During his first few weeks in Tombstone, Peabody sorely missed the green-forested and grass-carpeted lands of his beloved Massachusetts. The semi-arid climate and limestone-covered hills with their abundant growth of cactus and other desert flora depressed the homesick Easterner. He wasn’t too keen on the church-going habits of Westerners either, accusing them of lackadaisical attendance during balmy weather. Another characteristic he observed among the Arizonans was their unflappable nature during turbulent times. Many years later he told about an incident that occurred one day when bank manager Milton Clapp noticed one of the customers, a newcomer from the East, lying sprawled out on the floor. Clapp asked one of the bank employees what the fellow was doing and was told the Easterner had reacted to a shooting scrape outside.
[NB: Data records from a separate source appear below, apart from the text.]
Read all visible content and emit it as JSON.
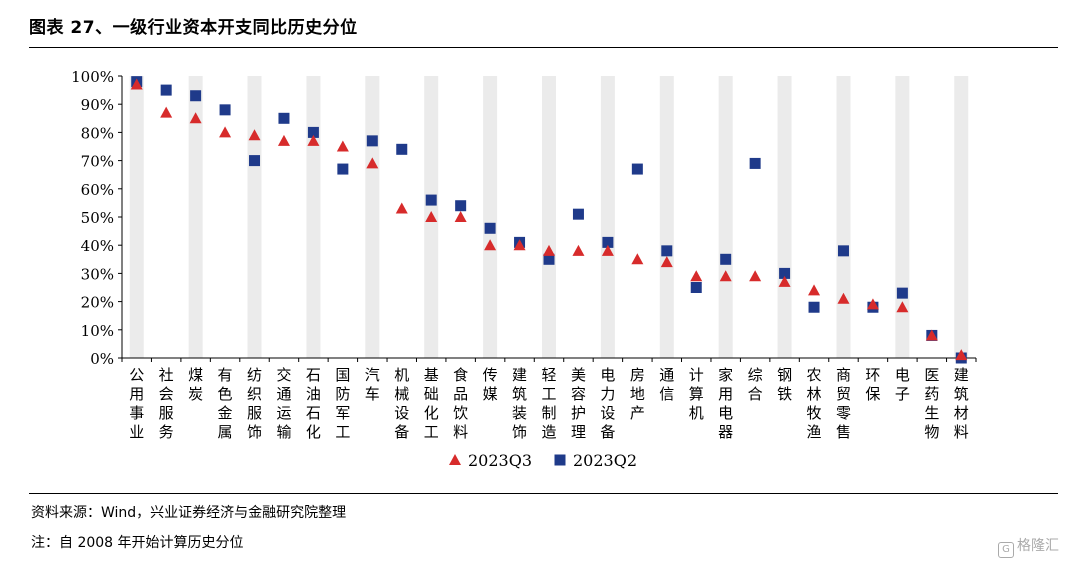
{
  "title": "图表 27、一级行业资本开支同比历史分位",
  "source": "资料来源：Wind，兴业证券经济与金融研究院整理",
  "note": "注：自 2008 年开始计算历史分位",
  "watermark": "格隆汇",
  "chart_data": {
    "type": "scatter",
    "title": "图表 27、一级行业资本开支同比历史分位",
    "xlabel": "",
    "ylabel": "",
    "ylim": [
      0,
      100
    ],
    "yticks": [
      "0%",
      "10%",
      "20%",
      "30%",
      "40%",
      "50%",
      "60%",
      "70%",
      "80%",
      "90%",
      "100%"
    ],
    "grid": "alternating vertical bands",
    "legend_position": "bottom",
    "categories": [
      "公用事业",
      "社会服务",
      "煤炭",
      "有色金属",
      "纺织服饰",
      "交通运输",
      "石油石化",
      "国防军工",
      "汽车",
      "机械设备",
      "基础化工",
      "食品饮料",
      "传媒",
      "建筑装饰",
      "轻工制造",
      "美容护理",
      "电力设备",
      "房地产",
      "通信",
      "计算机",
      "家用电器",
      "综合",
      "钢铁",
      "农林牧渔",
      "商贸零售",
      "环保",
      "电子",
      "医药生物",
      "建筑材料"
    ],
    "series": [
      {
        "name": "2023Q3",
        "marker": "triangle",
        "color": "#d72b2b",
        "values": [
          97,
          87,
          85,
          80,
          79,
          77,
          77,
          75,
          69,
          53,
          50,
          50,
          40,
          40,
          38,
          38,
          38,
          35,
          34,
          29,
          29,
          29,
          27,
          24,
          21,
          19,
          18,
          8,
          1
        ]
      },
      {
        "name": "2023Q2",
        "marker": "square",
        "color": "#1f3a8a",
        "values": [
          98,
          95,
          93,
          88,
          70,
          85,
          80,
          67,
          77,
          74,
          56,
          54,
          46,
          41,
          35,
          51,
          41,
          67,
          38,
          25,
          35,
          69,
          30,
          18,
          38,
          18,
          23,
          8,
          0
        ]
      }
    ]
  }
}
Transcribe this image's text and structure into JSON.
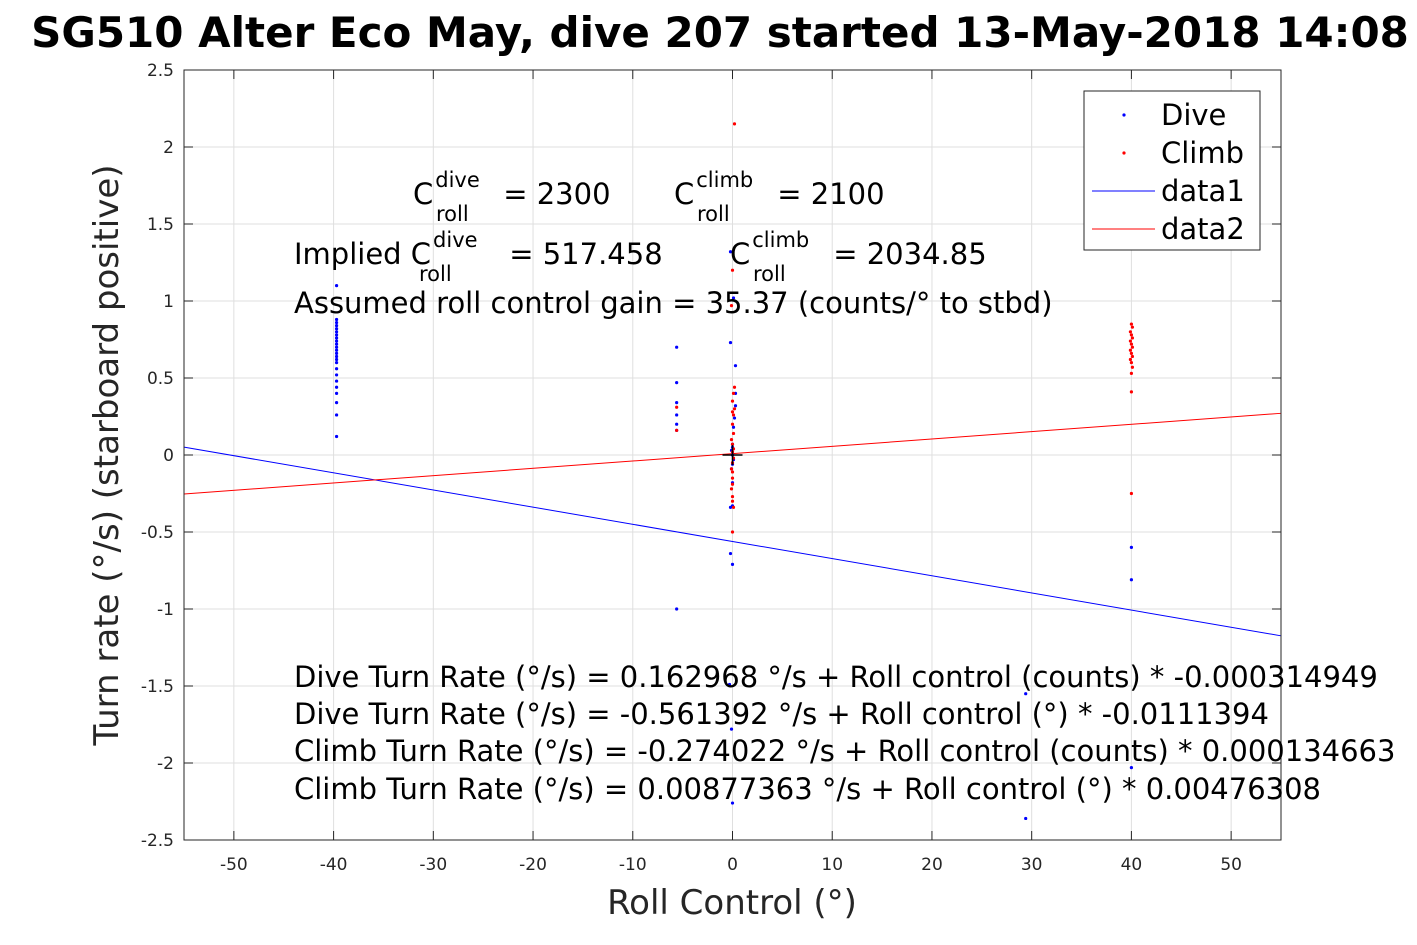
{
  "chart_data": {
    "type": "scatter",
    "title": "SG510 Alter Eco May, dive 207 started 13-May-2018 14:08",
    "xlabel": "Roll Control (°)",
    "ylabel": "Turn rate (°/s) (starboard positive)",
    "xlim": [
      -55,
      55
    ],
    "ylim": [
      -2.5,
      2.5
    ],
    "x_ticks": [
      -50,
      -40,
      -30,
      -20,
      -10,
      0,
      10,
      20,
      30,
      40,
      50
    ],
    "x_tick_labels": [
      "-50",
      "-40",
      "-30",
      "-20",
      "-10",
      "0",
      "10",
      "20",
      "30",
      "40",
      "50"
    ],
    "y_ticks": [
      -2.5,
      -2,
      -1.5,
      -1,
      -0.5,
      0,
      0.5,
      1,
      1.5,
      2,
      2.5
    ],
    "y_tick_labels": [
      "-2.5",
      "-2",
      "-1.5",
      "-1",
      "-0.5",
      "0",
      "0.5",
      "1",
      "1.5",
      "2",
      "2.5"
    ],
    "grid": true,
    "legend_position": "top-right",
    "series": [
      {
        "name": "Dive",
        "kind": "points",
        "color": "#0000ff",
        "points": [
          [
            -39.7,
            1.1
          ],
          [
            -39.7,
            0.88
          ],
          [
            -39.7,
            0.86
          ],
          [
            -39.7,
            0.84
          ],
          [
            -39.7,
            0.82
          ],
          [
            -39.7,
            0.8
          ],
          [
            -39.7,
            0.78
          ],
          [
            -39.7,
            0.76
          ],
          [
            -39.7,
            0.74
          ],
          [
            -39.7,
            0.72
          ],
          [
            -39.7,
            0.7
          ],
          [
            -39.7,
            0.68
          ],
          [
            -39.7,
            0.66
          ],
          [
            -39.7,
            0.64
          ],
          [
            -39.7,
            0.62
          ],
          [
            -39.7,
            0.6
          ],
          [
            -39.7,
            0.56
          ],
          [
            -39.7,
            0.52
          ],
          [
            -39.7,
            0.48
          ],
          [
            -39.7,
            0.44
          ],
          [
            -39.7,
            0.4
          ],
          [
            -39.7,
            0.34
          ],
          [
            -39.7,
            0.26
          ],
          [
            -39.7,
            0.12
          ],
          [
            -5.6,
            0.7
          ],
          [
            -5.6,
            0.47
          ],
          [
            -5.6,
            0.34
          ],
          [
            -5.6,
            0.26
          ],
          [
            -5.6,
            0.2
          ],
          [
            -5.6,
            0.16
          ],
          [
            -5.6,
            -1.0
          ],
          [
            -0.2,
            1.32
          ],
          [
            -0.2,
            0.73
          ],
          [
            0.1,
            1.02
          ],
          [
            0.3,
            0.58
          ],
          [
            0.3,
            0.4
          ],
          [
            0.3,
            0.32
          ],
          [
            0.2,
            0.24
          ],
          [
            0.1,
            0.18
          ],
          [
            0.0,
            0.07
          ],
          [
            0.0,
            0.05
          ],
          [
            -0.1,
            0.03
          ],
          [
            0.0,
            0.0
          ],
          [
            0.1,
            -0.03
          ],
          [
            0.0,
            -0.06
          ],
          [
            -0.1,
            -0.09
          ],
          [
            0.0,
            -0.18
          ],
          [
            -0.2,
            -0.34
          ],
          [
            0.0,
            -0.33
          ],
          [
            -0.2,
            -0.64
          ],
          [
            0.0,
            -0.71
          ],
          [
            -0.3,
            -1.49
          ],
          [
            -0.1,
            -1.78
          ],
          [
            0.0,
            -2.26
          ],
          [
            29.4,
            -1.55
          ],
          [
            29.4,
            -2.36
          ],
          [
            40.0,
            -0.6
          ],
          [
            40.0,
            -0.81
          ],
          [
            40.0,
            -2.03
          ]
        ]
      },
      {
        "name": "Climb",
        "kind": "points",
        "color": "#ff0000",
        "points": [
          [
            0.2,
            2.15
          ],
          [
            0.0,
            1.2
          ],
          [
            -0.1,
            0.97
          ],
          [
            0.2,
            0.44
          ],
          [
            0.1,
            0.4
          ],
          [
            0.0,
            0.35
          ],
          [
            0.2,
            0.3
          ],
          [
            0.0,
            0.28
          ],
          [
            0.1,
            0.26
          ],
          [
            0.0,
            0.2
          ],
          [
            0.1,
            0.14
          ],
          [
            -0.1,
            0.1
          ],
          [
            0.0,
            0.07
          ],
          [
            0.1,
            0.04
          ],
          [
            0.0,
            0.02
          ],
          [
            0.1,
            -0.02
          ],
          [
            0.0,
            -0.05
          ],
          [
            -0.1,
            -0.09
          ],
          [
            0.0,
            -0.11
          ],
          [
            0.0,
            -0.15
          ],
          [
            0.0,
            -0.19
          ],
          [
            -0.1,
            -0.22
          ],
          [
            0.0,
            -0.27
          ],
          [
            0.0,
            -0.3
          ],
          [
            0.1,
            -0.34
          ],
          [
            0.0,
            -0.5
          ],
          [
            -5.6,
            0.31
          ],
          [
            -5.6,
            0.16
          ],
          [
            40.0,
            0.85
          ],
          [
            40.1,
            0.83
          ],
          [
            39.9,
            0.8
          ],
          [
            40.0,
            0.78
          ],
          [
            40.1,
            0.76
          ],
          [
            39.9,
            0.74
          ],
          [
            40.0,
            0.72
          ],
          [
            40.1,
            0.7
          ],
          [
            39.9,
            0.68
          ],
          [
            40.0,
            0.66
          ],
          [
            40.1,
            0.64
          ],
          [
            39.9,
            0.62
          ],
          [
            40.0,
            0.6
          ],
          [
            40.1,
            0.57
          ],
          [
            40.0,
            0.53
          ],
          [
            40.0,
            0.41
          ],
          [
            40.0,
            -0.25
          ]
        ]
      },
      {
        "name": "data1",
        "kind": "line",
        "color": "#0000ff",
        "x": [
          -55,
          55
        ],
        "y": [
          0.0513,
          -1.1741
        ]
      },
      {
        "name": "data2",
        "kind": "line",
        "color": "#ff0000",
        "x": [
          -55,
          55
        ],
        "y": [
          -0.2532,
          0.2707
        ]
      }
    ],
    "origin_marker": {
      "x": 0,
      "y": 0,
      "symbol": "+",
      "color": "#000000"
    },
    "annotations": [
      {
        "prefix": "C",
        "sup": "dive",
        "sub": "roll",
        "suffix": " = 2300"
      },
      {
        "prefix": "C",
        "sup": "climb",
        "sub": "roll",
        "suffix": " = 2100"
      },
      {
        "prefix": "Implied C",
        "sup": "dive",
        "sub": "roll",
        "suffix": " = 517.458"
      },
      {
        "prefix": "C",
        "sup": "climb",
        "sub": "roll",
        "suffix": " = 2034.85"
      },
      {
        "text": "Assumed roll control gain = 35.37 (counts/° to stbd)"
      },
      {
        "text": "Dive Turn Rate (°/s) = 0.162968 °/s + Roll control (counts) * -0.000314949"
      },
      {
        "text": "Dive Turn Rate (°/s) = -0.561392 °/s + Roll control (°) * -0.0111394"
      },
      {
        "text": "Climb Turn Rate (°/s) = -0.274022 °/s + Roll control (counts) * 0.000134663"
      },
      {
        "text": "Climb Turn Rate (°/s) = 0.00877363 °/s + Roll control (°) * 0.00476308"
      }
    ]
  }
}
Clapp merely shrugged and walked back into his office, noting dryly, “Oh, that was five minutes ago.”
When Endicott Peabody left Tombstone on July 17, 1882, it seemed everyone in Cochise County turned out to pay “adios.” Banker Milton Clapp presented him with a bar of silver bullion and the redoubtable George Parsons remarked in his journal, “We will not easily fill Peabody’s place.”
He returned to the Episcopal Theological School, graduating in 1884. The following year, he was ordained and took a wife. He then decided to combine teaching with ministry, and with financial support from the citizens of Boston, organized the famed boys’ prep school at Groton. Peabody’s stated mission at Groton was to prepare boys, not for college, but for life. One of his better-known pupils was a young man from New York named Franklin Delano Roosevelt.
After Peabody left Tombstone, the legend of the “two-fisted preacher” grew much the same as the legendary gunfighters of the Old West. He found many parts of the myth were hard to dispel. It is likely that the overflowing crowds that attended church were attracted more by the charisma of the man than a desire for religious teaching. Whatever the reasons, they never forgot him. When the parson returned to preach a sermon in 1921 and again in 1941, his old flock traveled from all over the state to be present for the occasion.
Tombstone left its lasting effect on Peabody also: the generosity, independence, rugged individualism and honest determination he observed there. Years later he wrote of these people: “They could almost fairly be so described, (the good old days in Tombstone) for they helped one discover the ideals and generosity which are latent in our people… It has taught me that in America we are all just ‘folks.'”
Excerpt from In Old Arizona by Marshall Trimble, the state’s official historian.
The story and the myth surrounding Peabody would make an excellent Western novel/film.
Nice job. 🙂
What a great man! I have got to get his journal and do more research in Tombstone.